Currently, it turns out that only perf_event is implicitly flagged, but its location is https://github.com/torvalds/linux/blob/v5.3/kernel/events/core It was in .c # L12216.

	/*
	 * Implicitly enable on dfl hierarchy so that perf events can
	 * always be filtered by cgroup2 path as long as perf_event
	 * controller is not mounted on a legacy hierarchy.
	 */
	.implicit_on_dfl = true,

Summary

The variables related to the display of /sys/fs/cgroup/cgroup.controllers are summarized below.

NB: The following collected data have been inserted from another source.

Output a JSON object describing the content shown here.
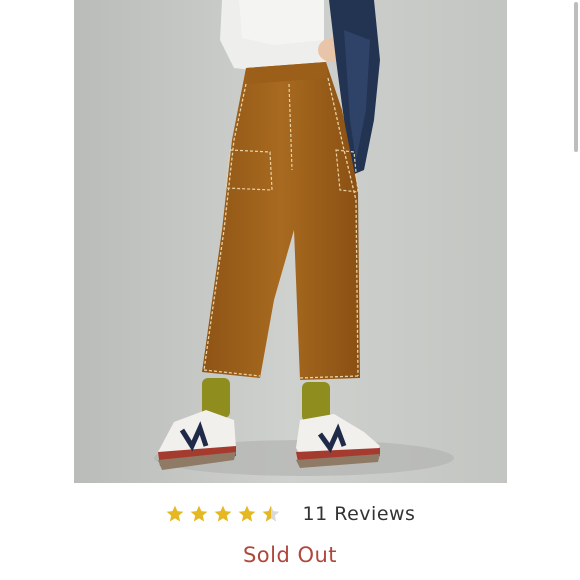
{
  "product": {
    "image_alt": "",
    "rating": 4.5,
    "rating_max": 5,
    "reviews_label": "11 Reviews",
    "status_label": "Sold Out"
  },
  "colors": {
    "star": "#e5b722",
    "star_empty": "#d9d9d9",
    "sold_out": "#b0473b",
    "text": "#333333"
  },
  "icons": {
    "star": "star-icon",
    "half_star": "half-star-icon"
  }
}
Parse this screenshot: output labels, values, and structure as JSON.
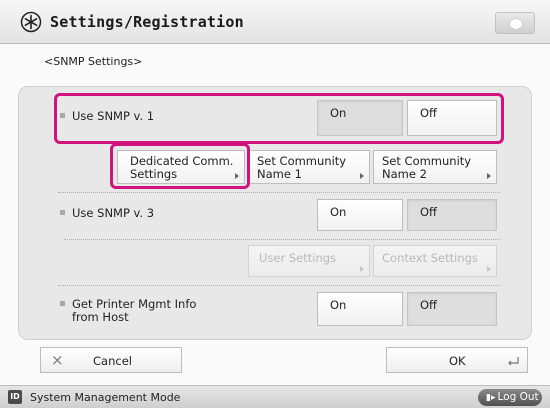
{
  "header": {
    "title": "Settings/Registration"
  },
  "page": {
    "subtitle": "<SNMP Settings>"
  },
  "snmp_v1": {
    "label": "Use SNMP v. 1",
    "on_label": "On",
    "off_label": "Off",
    "selected": "On"
  },
  "v1_options": {
    "dedicated_label_1": "Dedicated Comm.",
    "dedicated_label_2": "Settings",
    "community1_label_1": "Set Community",
    "community1_label_2": "Name 1",
    "community2_label_1": "Set Community",
    "community2_label_2": "Name 2"
  },
  "snmp_v3": {
    "label": "Use SNMP v. 3",
    "on_label": "On",
    "off_label": "Off",
    "selected": "Off"
  },
  "v3_options": {
    "user_settings_label": "User Settings",
    "context_settings_label": "Context Settings"
  },
  "printer_mgmt": {
    "label_1": "Get Printer Mgmt Info",
    "label_2": "from Host",
    "on_label": "On",
    "off_label": "Off",
    "selected": "Off"
  },
  "footer": {
    "cancel_label": "Cancel",
    "ok_label": "OK"
  },
  "status": {
    "mode_icon_text": "ID",
    "mode_label": "System Management Mode",
    "logout_label": "Log Out"
  },
  "colors": {
    "highlight": "#d0137d"
  },
  "icons": [
    "settings-icon",
    "counter-icon",
    "close-icon",
    "enter-icon",
    "id-icon",
    "logout-icon",
    "submenu-arrow-icon"
  ]
}
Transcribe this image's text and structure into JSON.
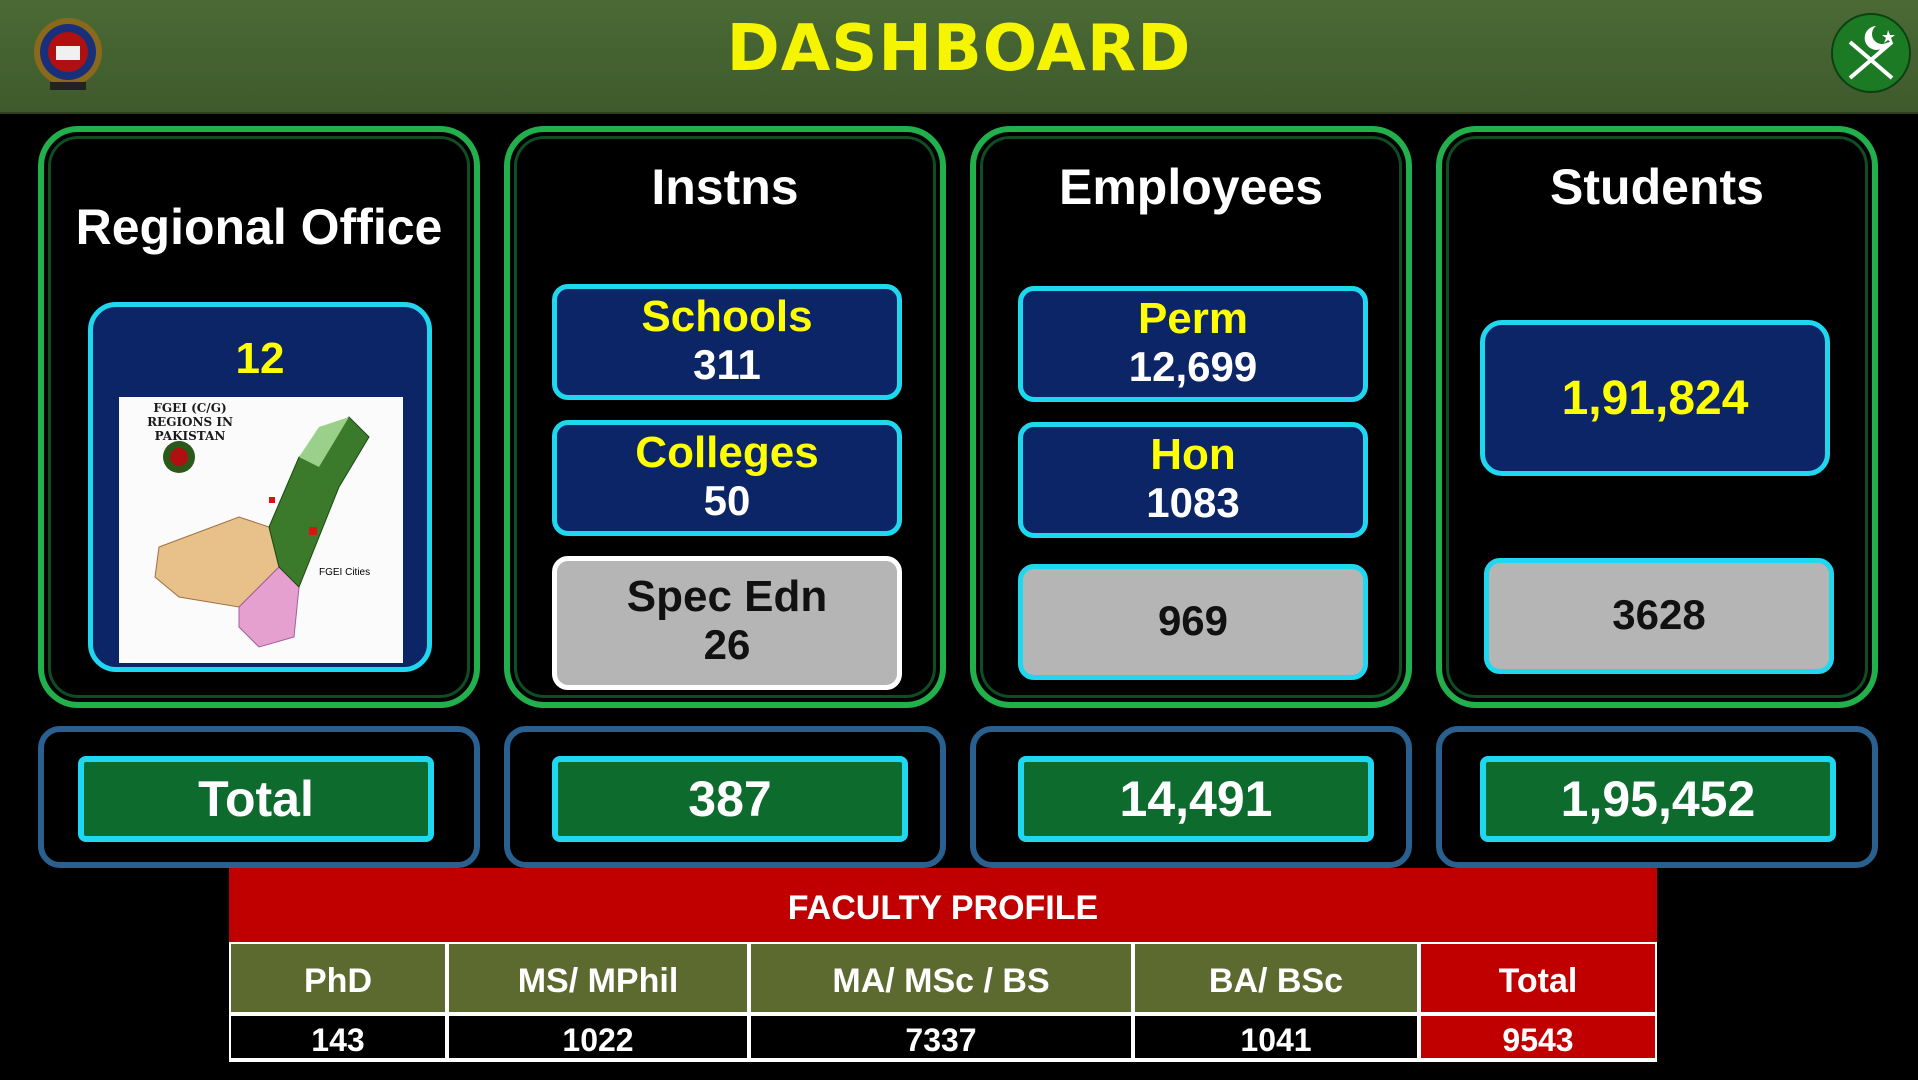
{
  "header": {
    "title": "DASHBOARD"
  },
  "regional": {
    "title": "Regional Office",
    "count": "12",
    "map_caption": "FGEI (C/G) REGIONS IN PAKISTAN",
    "map_legend": "FGEI Cities"
  },
  "instns": {
    "title": "Instns",
    "schools_label": "Schools",
    "schools_value": "311",
    "colleges_label": "Colleges",
    "colleges_value": "50",
    "spec_label": "Spec Edn",
    "spec_value": "26",
    "total": "387"
  },
  "employees": {
    "title": "Employees",
    "perm_label": "Perm",
    "perm_value": "12,699",
    "hon_label": "Hon",
    "hon_value": "1083",
    "other_value": "969",
    "total": "14,491"
  },
  "students": {
    "title": "Students",
    "main_value": "1,91,824",
    "other_value": "3628",
    "total": "1,95,452"
  },
  "total_label": "Total",
  "faculty": {
    "title": "FACULTY PROFILE",
    "headers": [
      "PhD",
      "MS/ MPhil",
      "MA/ MSc / BS",
      "BA/ BSc",
      "Total"
    ],
    "values": [
      "143",
      "1022",
      "7337",
      "1041",
      "9543"
    ]
  },
  "colors": {
    "accent_green": "#22b04c",
    "tile_blue": "#0c2566",
    "cyan": "#1fd8f0",
    "title_yellow": "#f5f500",
    "red": "#c00000"
  }
}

	cpuset	cpu	cpuacct	io	memory	devices	freezer	net_cls	perf_event	net_prio	hugetlb	pids	rdma
cgrp_dfl_implicit_ss_mask	0	0	0	0	0	0	0	0	1	0	0	0	0
cgrp_dfl_inhibit_ss_mask	0	0	1	0	0	1	1	1	0	1	1	0	0

Only subsystems that are not masked by either of these two variables will be displayed in /sys/fs/cgroup/cgroup.controllers.

in conclusion

I'm not familiar with cgroupv2 either, but I was able to quickly find out the information needed for Kubernetes contributions without modifying the kernel, using my knowledge of the kernel and debugging techniques. Not limited to this case, it is often possible to discover or solve unexpected problems by acquiring information from a perspective different from the user space. If there is demand, I would like to introduce it somewhere in addition to the details of this case.